Search This Blog

Friday, December 21, 2012

The Care and Cleaning of your Walking Gallery Jacket



 If you have joined The Walking Gallery you are probably familiar with this request:

"Send a business jacket. Please do not send jackets made of seersucker, corduroy, knit, denim, leather or stretch fabric, as they are hard to paint on. Absolutely do not send stretch fabric.  I cannot paint on stretch fabric, as the painting will shred.  You can check if a jacket is stretch by trying to pull at the fiber on the horizontal. Also this is a business jacket on purpose, we are painting on the “uniform” of the conference attendee.  Fabrics that work well are poly-blends, linen, cotton and wool.

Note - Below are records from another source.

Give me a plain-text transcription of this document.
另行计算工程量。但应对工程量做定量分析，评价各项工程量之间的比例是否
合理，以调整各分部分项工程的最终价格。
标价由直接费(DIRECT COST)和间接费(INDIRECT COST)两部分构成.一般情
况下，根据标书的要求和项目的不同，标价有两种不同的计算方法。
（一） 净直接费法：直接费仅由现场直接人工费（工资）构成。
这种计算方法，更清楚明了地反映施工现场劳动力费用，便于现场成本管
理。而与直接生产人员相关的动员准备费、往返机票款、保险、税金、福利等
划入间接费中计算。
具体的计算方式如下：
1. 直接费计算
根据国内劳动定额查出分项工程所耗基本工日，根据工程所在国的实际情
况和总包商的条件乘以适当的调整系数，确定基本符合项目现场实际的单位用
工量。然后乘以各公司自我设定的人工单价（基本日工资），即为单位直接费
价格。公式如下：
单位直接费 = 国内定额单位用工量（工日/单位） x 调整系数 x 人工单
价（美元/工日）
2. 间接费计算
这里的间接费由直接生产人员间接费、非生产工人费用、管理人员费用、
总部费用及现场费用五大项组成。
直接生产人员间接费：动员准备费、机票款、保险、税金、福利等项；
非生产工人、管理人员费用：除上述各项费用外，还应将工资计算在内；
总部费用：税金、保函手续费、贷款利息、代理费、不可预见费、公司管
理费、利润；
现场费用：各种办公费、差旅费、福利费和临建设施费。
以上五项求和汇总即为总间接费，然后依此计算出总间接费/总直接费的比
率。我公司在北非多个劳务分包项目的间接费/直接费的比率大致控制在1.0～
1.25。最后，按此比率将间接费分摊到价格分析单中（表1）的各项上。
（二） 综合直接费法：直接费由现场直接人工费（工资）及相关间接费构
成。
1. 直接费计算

Also you might want to by a jacket a size larger than you usually do as the painting will stiffen the back and make it harder to close the buttons."

So you sent me, or one of the other artists, a jacket and wore it to conference after conference and now it needs to be cleaned. 

The only problem:  There is a painting on your jacket!  Now the painting itself isn't really the problem.  If you have ever stained your clothes with acrylic you know how hard it is to get the paint out.  The problem is the fabric.  Some fabric will bend and warp around the painting if you try to clean them.

Wash It

If your jacket is polyester or a mostly poly blend you can probably wash it on the delicate cycle with cold water and lay flat to dry.  Many of the women’s blazers are poly blends; very few of the men’s jacket are made of this material.

If it is a cotton/poly you can hand wash, pat dry and dry flat.  Again this applies mostly women’s blazers.

My jacket is polyester and washed it at least 12 times with minimal fade of the paint.

After washing it 30 times the fabric began to break down.  The painting is still there, but The fabric really is fraying in spots. 



Spot cleaning.

Men’s jackets are often made with natural fibers and cannot be hand washed.  Some gallery members have spot-cleaned their jackets with Dryel.

Febreze applied to areas of odor can help keep your jacket nice.



Ironing.

You can iron your natural fiber gallery jacket.  Just place a towel on top of painting when you iron in that area. Do not let the iron touch the painting directly; it will melt it. If the jacket itself is not wrinkled and the painting is sometimes you can just warm the painting with a blow dryer to release the wrinkles.

Dry Cleaning

This can be challenging.  You might want to go to a pro shop that handles vintage clothing.  Some of the solvents used in dry cleaning are pretty corrosive. A dry cleaner who works with vintage garments should be able to clean with steam and few harsh chemicals.

But you could be like gallery member Ted Eytan who threw caution to the wind.  He just dropped it off at his cleaners without telling them about the painting.  It has been cleaned several times without harm much harm.  I had to retouch the water ripples. 

Good Luck on cleaning!  And please share your cleaning tips in the comments section with the rest of the gallery.

3 comments:

  1. Great blog! I had a little bit confusion to maintain a painting work on my jacket. After seeing to your blog my doubts have got cleared.Thank for your blog.

    ReplyDelete
  2. @kgapo
    Don't worry, cotton and polyester are sturdy, hand wash it with care with mild detergent or just wash collar and handcuffs. I have hand washed mine more than 5 times in one year and the painting is as new...

    ReplyDelete
  3. My jacket is a poly blend, and I just float/soak it in a big bucket (or large garbage bag) of cold water with just a few drops of detergent mixed into the water. Then repeat in big bucket/bag of just cold water. Lay it flat to dry so that the shoulder pads don't get lumpy if hanging then wet.